The Fool / Real Life

  • Timothy Dexter. A man who was completely uneducated, he managed to make a fortune by making a series of horrible business decisions that, due to sheer luck, turned out to be extremely profitable. The man made the stupidest decisions possible (including a number suggested by hated enemies) and every one of them came out as a profit. Some examples:
    • Stocking up on Continental dollars during the Revolutionary War. None of the people who made the suggestion ever gave thought to the possibility that the colonies would win...which they did.
    • He'd also bought lots of British pounds and French currency, which also became valuable once trading resumed after the American Revolution.
    • On marrying a wealthy widow, he decided to play the stock market. By picking stocks at random. They all went up.
    • Selling the strangest things to the Caribbean:
      • Bed warming pans, which you don't need in the tropics. But the warming pans turned out to be great molasses ladles. (It was said, though, Dexter had a captain who watched out for him, and made the trade to the booming molasses industry.)
      • Stray cats. But it turned out the Caribbean was having a rat problem.
      • Mittens. But traders there bound for Siberia took them off his hands.

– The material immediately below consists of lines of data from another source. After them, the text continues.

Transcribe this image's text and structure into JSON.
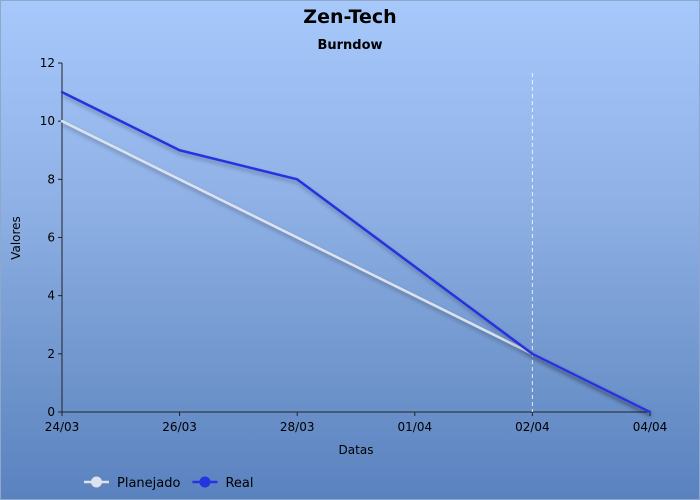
{
  "chart_data": {
    "type": "line",
    "title": "Zen-Tech",
    "subtitle": "Burndow",
    "xlabel": "Datas",
    "ylabel": "Valores",
    "x_tick_labels": [
      "24/03",
      "26/03",
      "28/03",
      "01/04",
      "02/04",
      "04/04"
    ],
    "y_ticks": [
      0,
      2,
      4,
      6,
      8,
      10,
      12
    ],
    "ylim": [
      0,
      12
    ],
    "grid": false,
    "legend_placement": "bottom-left",
    "marker_line_label": "02/04",
    "series": [
      {
        "name": "Planejado",
        "color": "#dde3ee",
        "values": [
          10,
          8,
          6,
          4,
          2,
          0
        ]
      },
      {
        "name": "Real",
        "color": "#2633e0",
        "values": [
          11,
          9,
          8,
          5,
          2,
          0
        ]
      }
    ]
  }
}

    • He sent Bibles to the East Indies, a not-exactly-Christian area. Except there were missionaries over there at the same time, eager to use the bibles to spread Christianity in the area.
    • Sending coal to Newcastle, the feat he's often known for. As in a place built on the coal-mining industry (thus the phrase "Coals to Newcastle" meaning "giving them something they have too much of already"). What happened just before it got there? The coal miners went on strike in the dead of winter, so everyone bought his coal at a premium.

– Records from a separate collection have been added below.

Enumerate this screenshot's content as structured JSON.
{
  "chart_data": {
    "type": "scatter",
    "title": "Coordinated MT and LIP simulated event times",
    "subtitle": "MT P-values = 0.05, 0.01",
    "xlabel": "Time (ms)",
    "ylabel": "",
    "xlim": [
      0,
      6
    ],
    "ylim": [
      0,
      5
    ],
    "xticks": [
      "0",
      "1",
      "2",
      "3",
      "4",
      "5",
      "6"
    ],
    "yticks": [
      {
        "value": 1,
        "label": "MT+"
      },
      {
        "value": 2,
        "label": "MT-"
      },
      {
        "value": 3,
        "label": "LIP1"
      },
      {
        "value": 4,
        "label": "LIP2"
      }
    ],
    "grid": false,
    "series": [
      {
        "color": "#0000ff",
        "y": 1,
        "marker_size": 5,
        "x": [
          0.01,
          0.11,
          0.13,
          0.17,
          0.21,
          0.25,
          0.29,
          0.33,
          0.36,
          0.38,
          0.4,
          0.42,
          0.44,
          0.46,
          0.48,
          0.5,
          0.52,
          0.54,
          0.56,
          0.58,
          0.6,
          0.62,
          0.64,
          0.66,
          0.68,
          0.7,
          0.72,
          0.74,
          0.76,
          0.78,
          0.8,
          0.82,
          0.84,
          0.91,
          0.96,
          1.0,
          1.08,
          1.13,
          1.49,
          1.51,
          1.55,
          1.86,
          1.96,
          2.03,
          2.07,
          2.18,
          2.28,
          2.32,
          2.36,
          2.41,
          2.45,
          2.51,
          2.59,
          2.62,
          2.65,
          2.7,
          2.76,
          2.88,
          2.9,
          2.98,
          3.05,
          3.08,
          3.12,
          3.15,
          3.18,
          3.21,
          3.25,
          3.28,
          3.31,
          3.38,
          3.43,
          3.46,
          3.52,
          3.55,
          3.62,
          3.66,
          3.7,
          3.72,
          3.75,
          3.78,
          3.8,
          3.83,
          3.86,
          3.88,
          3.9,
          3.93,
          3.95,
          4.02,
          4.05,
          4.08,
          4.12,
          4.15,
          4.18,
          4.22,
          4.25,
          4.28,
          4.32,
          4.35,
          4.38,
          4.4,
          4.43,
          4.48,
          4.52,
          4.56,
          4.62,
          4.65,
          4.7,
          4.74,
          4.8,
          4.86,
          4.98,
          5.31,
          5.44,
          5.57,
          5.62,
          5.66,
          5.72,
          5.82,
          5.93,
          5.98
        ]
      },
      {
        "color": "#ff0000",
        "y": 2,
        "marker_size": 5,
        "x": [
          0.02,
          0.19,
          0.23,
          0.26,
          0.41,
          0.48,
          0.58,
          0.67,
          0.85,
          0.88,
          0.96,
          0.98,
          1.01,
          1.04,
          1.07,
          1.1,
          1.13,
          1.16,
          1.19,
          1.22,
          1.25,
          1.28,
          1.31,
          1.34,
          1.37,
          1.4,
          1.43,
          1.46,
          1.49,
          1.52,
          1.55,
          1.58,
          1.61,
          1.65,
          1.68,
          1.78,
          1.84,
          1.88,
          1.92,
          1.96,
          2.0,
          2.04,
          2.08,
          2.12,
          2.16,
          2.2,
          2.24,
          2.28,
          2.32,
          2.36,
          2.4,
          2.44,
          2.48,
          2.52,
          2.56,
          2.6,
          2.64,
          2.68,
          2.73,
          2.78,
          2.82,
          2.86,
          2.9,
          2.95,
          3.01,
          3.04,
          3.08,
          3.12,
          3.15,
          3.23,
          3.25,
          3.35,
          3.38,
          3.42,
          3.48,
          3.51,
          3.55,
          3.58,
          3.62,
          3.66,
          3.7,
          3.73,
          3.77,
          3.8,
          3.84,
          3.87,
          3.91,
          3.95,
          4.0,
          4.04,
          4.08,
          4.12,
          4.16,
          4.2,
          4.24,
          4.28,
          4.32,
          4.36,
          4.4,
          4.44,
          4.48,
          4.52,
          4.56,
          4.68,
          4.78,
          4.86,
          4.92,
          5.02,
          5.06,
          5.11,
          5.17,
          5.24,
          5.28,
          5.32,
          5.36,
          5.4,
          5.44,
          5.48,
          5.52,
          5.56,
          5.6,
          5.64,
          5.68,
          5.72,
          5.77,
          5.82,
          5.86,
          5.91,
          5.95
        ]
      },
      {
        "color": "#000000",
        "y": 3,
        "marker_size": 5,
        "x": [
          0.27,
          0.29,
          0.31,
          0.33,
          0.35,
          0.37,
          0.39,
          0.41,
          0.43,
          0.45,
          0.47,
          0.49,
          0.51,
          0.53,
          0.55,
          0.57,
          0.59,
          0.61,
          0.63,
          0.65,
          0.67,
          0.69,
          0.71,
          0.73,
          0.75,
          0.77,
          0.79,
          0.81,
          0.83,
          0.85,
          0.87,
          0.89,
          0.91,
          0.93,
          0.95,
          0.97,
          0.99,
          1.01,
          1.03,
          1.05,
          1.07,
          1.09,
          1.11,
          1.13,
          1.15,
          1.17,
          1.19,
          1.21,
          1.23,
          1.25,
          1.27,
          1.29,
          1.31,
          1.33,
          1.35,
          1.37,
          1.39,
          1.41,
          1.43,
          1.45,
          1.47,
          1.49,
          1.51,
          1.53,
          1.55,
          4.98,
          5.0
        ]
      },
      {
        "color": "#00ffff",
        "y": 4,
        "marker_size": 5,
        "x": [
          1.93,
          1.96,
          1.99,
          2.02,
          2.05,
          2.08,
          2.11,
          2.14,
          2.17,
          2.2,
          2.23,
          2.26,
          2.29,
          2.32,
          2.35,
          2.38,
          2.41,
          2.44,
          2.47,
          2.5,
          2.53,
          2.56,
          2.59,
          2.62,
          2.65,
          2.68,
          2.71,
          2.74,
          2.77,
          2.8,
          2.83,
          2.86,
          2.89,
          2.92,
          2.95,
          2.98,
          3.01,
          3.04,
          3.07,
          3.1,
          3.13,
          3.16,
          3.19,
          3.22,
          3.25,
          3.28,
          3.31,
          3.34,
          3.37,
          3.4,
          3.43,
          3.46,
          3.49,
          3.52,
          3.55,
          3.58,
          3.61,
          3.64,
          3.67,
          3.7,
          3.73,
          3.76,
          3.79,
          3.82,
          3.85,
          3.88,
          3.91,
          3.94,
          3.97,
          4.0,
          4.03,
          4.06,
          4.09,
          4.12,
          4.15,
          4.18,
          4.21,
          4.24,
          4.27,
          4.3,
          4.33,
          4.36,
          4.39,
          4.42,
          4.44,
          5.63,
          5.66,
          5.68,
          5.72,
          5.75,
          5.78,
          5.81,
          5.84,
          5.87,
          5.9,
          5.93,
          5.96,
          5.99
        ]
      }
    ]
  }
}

    • Stocking up warehouses full of whale bones. Then someone discovered that whalebone made an ideal reinforcing material for corsets. He sold clean out.
    • He wrote a book about himself, with capitals sprinkled about at random, and no punctuation anywhere in the main text (starting with the second edition, it DID have a page of punctuation marks at the end, suggesting the readers "solt and peper it as they plese", as literal as Punctuation Shaker can get). In a case of So Bad, It's Good meets Bile Fascination, it sold well.
      • Though from the sound of it, a number of people were probably hoping that they could figure out how the hell he pulled those stunts off.
      • Or Dexter knew of his reputation as The Fool by them and played off of it. It was said he later actually used his experience to better know which markets had high demand for a needed good, and bought that good in other places where it was a bargain, then resold said good to the first markets for profit. He'd made the first manufacturing center for clay pipes, and bought stock in vital toll bridges and great tracts of land. So even The Fool might be smart as well as lucky.